この記事をまとめると
■トヨタの軽自動車「ピクシスシリーズ」を紹介
■4車種全てがダイハツのOEMモデル
■ライバル車についても解説
じつはトヨタにも軽自動車が存在していた!
2021年に165万台以上売り上げた軽自動車。すでに国内での販売比率は37.1%にまでおよんでいるなか、乗用車を販売する国内主要自動車メーカーすべてが軽自動車を販売しています。
販売台数第一位のトヨタも軽自動車の「ピクシスシリーズ」をラインナップしていますが、正直、あまり知られていません。
今回はトヨタのピクシスシリーズを調べていきましょう。
トヨタの軽自動車「ピクシスシリーズ」とは
トヨタが販売する「ピクシスシリーズ」とは、子会社のダイハツからOEM供給を受け販売している軽自動車です。
ピクシスシリーズの販売が開始されたのは2011年からで、軽自動車の販売比率が年々伸びていく中で軽自動車保有率が高い地域の販売店からの要望を大きな理由としてラインナップすることになりました。
2011年9月にムーヴコンテのOEMとなるピクシススペースの販売を開始し、同年12月にピクシスバン(ハイゼットカーゴのOEM)、ピクシストラック(ハイゼットトラックのOEM)を追加。2012年にはピクシスエポック(ミライースのOEM)を追加するなどラインナップを拡充していきます。
現在はピクシスジョイ(キャストのOEM)、ピクシスエポック、ピクシスバン、ピクシストラックの4種類が販売されていますが、8月まではウェイクのOEMとなるピクシスメガも販売されていました。
ピクシスシリーズの取り扱い販売店
トヨタがピクシスシリーズの販売をスタートした2011年当時は、取り扱いをカローラ店とネッツ店に限定していました。(ただし、一部地域では全チャンネルで取り扱い)
しかし、2020年5月からトヨタディーラーでは全店舗で全車種を購入できるように販売戦略を変更。この変更により現在はどのディーラーでもピクシスシリーズを購入することが可能となりました。(一部で取り扱いがない販売店もあるようです)
ただ、トヨタディーラーでピクシスシリースを積極的に販売する店舗はごくわずかで、試乗車を用意しているお店も限られます。(試乗車を用意しているディーラーはトヨタHPで検索可能)

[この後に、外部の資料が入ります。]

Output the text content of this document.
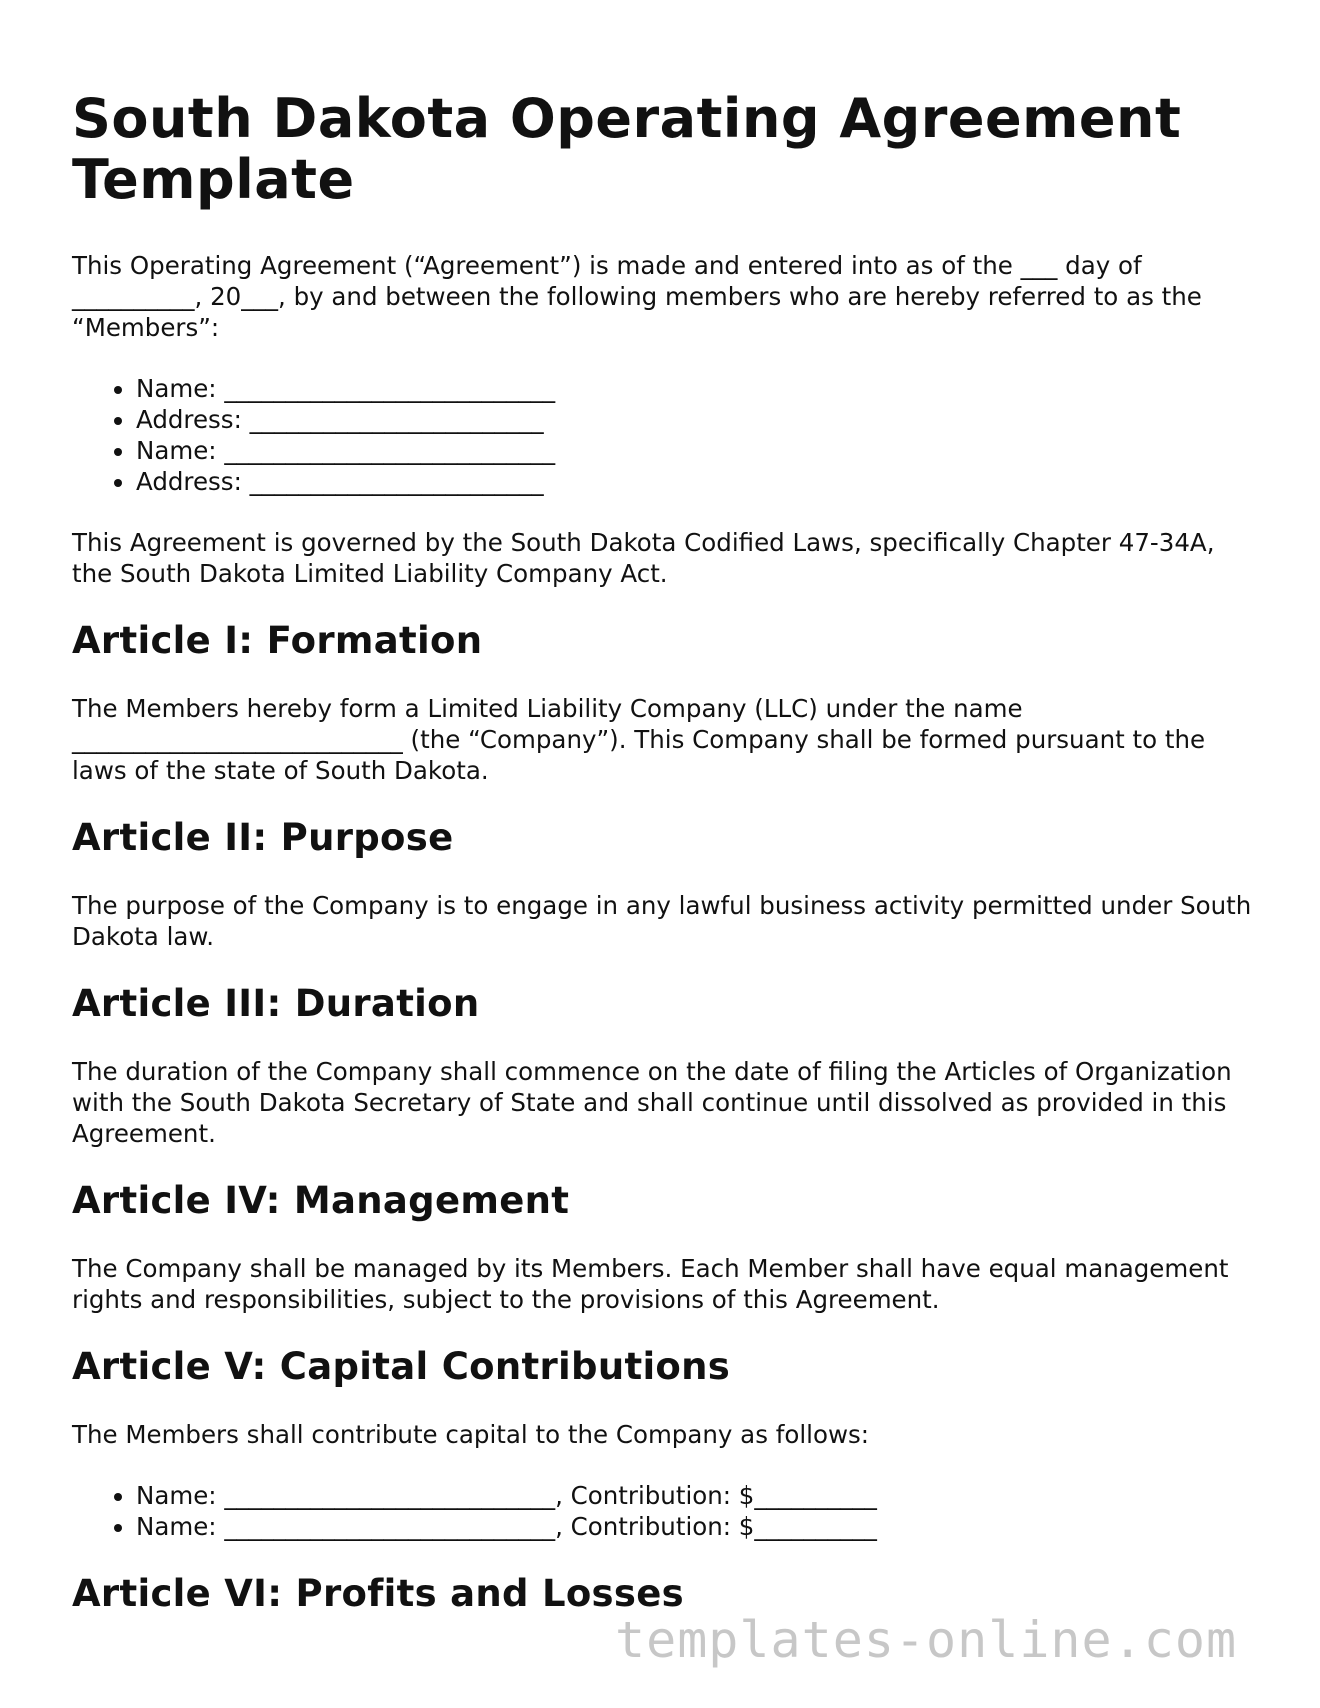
South Dakota Operating Agreement Template

This Operating Agreement (“Agreement”) is made and entered into as of the ___ day of __________, 20___, by and between the following members who are hereby referred to as the “Members”:

• Name: ___________________________
• Address: ________________________
• Name: ___________________________
• Address: ________________________

This Agreement is governed by the South Dakota Codified Laws, specifically Chapter 47-34A, the South Dakota Limited Liability Company Act.

Article I: Formation

The Members hereby form a Limited Liability Company (LLC) under the name ___________________________ (the “Company”). This Company shall be formed pursuant to the laws of the state of South Dakota.

Article II: Purpose

The purpose of the Company is to engage in any lawful business activity permitted under South Dakota law.

Article III: Duration

The duration of the Company shall commence on the date of filing the Articles of Organization with the South Dakota Secretary of State and shall continue until dissolved as provided in this Agreement.

Article IV: Management

The Company shall be managed by its Members. Each Member shall have equal management rights and responsibilities, subject to the provisions of this Agreement.

Article V: Capital Contributions

The Members shall contribute capital to the Company as follows:

• Name: ___________________________, Contribution: $__________
• Name: ___________________________, Contribution: $__________
Article VI: Profits and Losses
templates-online.com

ピクサスシリーズをディーラーの販売員が積極的に売らない理由としてはメーカーからのディーラーマージンが少ないことやヤリスなどのコンパクトカーが売れなくなることが挙げられますが、いずれにせよピクシスシリーズは販売店にとっては売っても売らなくてもあまり関係ない、といった存在なのでしょう。
トヨタが自社で軽自動車をつくらない理由は?
その1:トヨタのブランドイメージを守るため
先程、販売店がピクシスシリーズの販売に力を入れていないことをお伝えしましたが、それは軽自動車のピクサスシリーズを販売してもマージンが得られないことや、車両の販売後にお金を得ることができるアフターメンテナンスが登録車に比べ少ないことがその理由でしょう。
また、トヨタが軽自動車を扱うことがブランドイメージを損なうという声がメーカー内外に少なからずあることも大きいのではないでしょうか。
そんな声がある限り、トヨタ自身が軽自動車の開発を進めることはないといえます。
その2:軽自動車をつくるノウハウがないため
筆者は以前、某自動車メーカーの軽自動車開発責任者と知人を通して知り合い食事をご一緒させてもらったことがあります。
その際、軽自動車と小型車の開発に違いがあるかを質問したのですが「設計自体に大きな差はない。ただし軽自動車の開発には長年培ったノウハウや生産設備、また関わってきたサプライヤーさんが必須。開発コストに制限がある軽自動車はイチからスタートするのは非常に難しい」と語っていました。
コンパクトカーの開発に長けているトヨタとはいえ、限られたボディサイズや開発コスト、また新たに生産設備を立ち上げる必要がある軽自動車の製造をはたして行うかというと、それはないといえるでしょう。
その3:子会社であるダイハツの存在?
冒頭からお伝えしているようにピクシスシリーズはダイハツからのOEM車でラインナップしています。
ダイハツといえばロッキーやトールなど登録車も販売していますが、販売の主力は軽自動車。軽自動車をメインとした車種構成を行う子会社があるトヨタにとって、軽自動車の開発はもちろん、販売に力を入れることはないのは当然のこと。
トヨタとダイハツの関係性は、共同で軽自動車の開発・製造を行うNMKVを立ち上げた日産と三菱とは違います。
ダイハツを子会社に持つ以上、今後もトヨタが軽自動車の製造を行うことはないでしょう。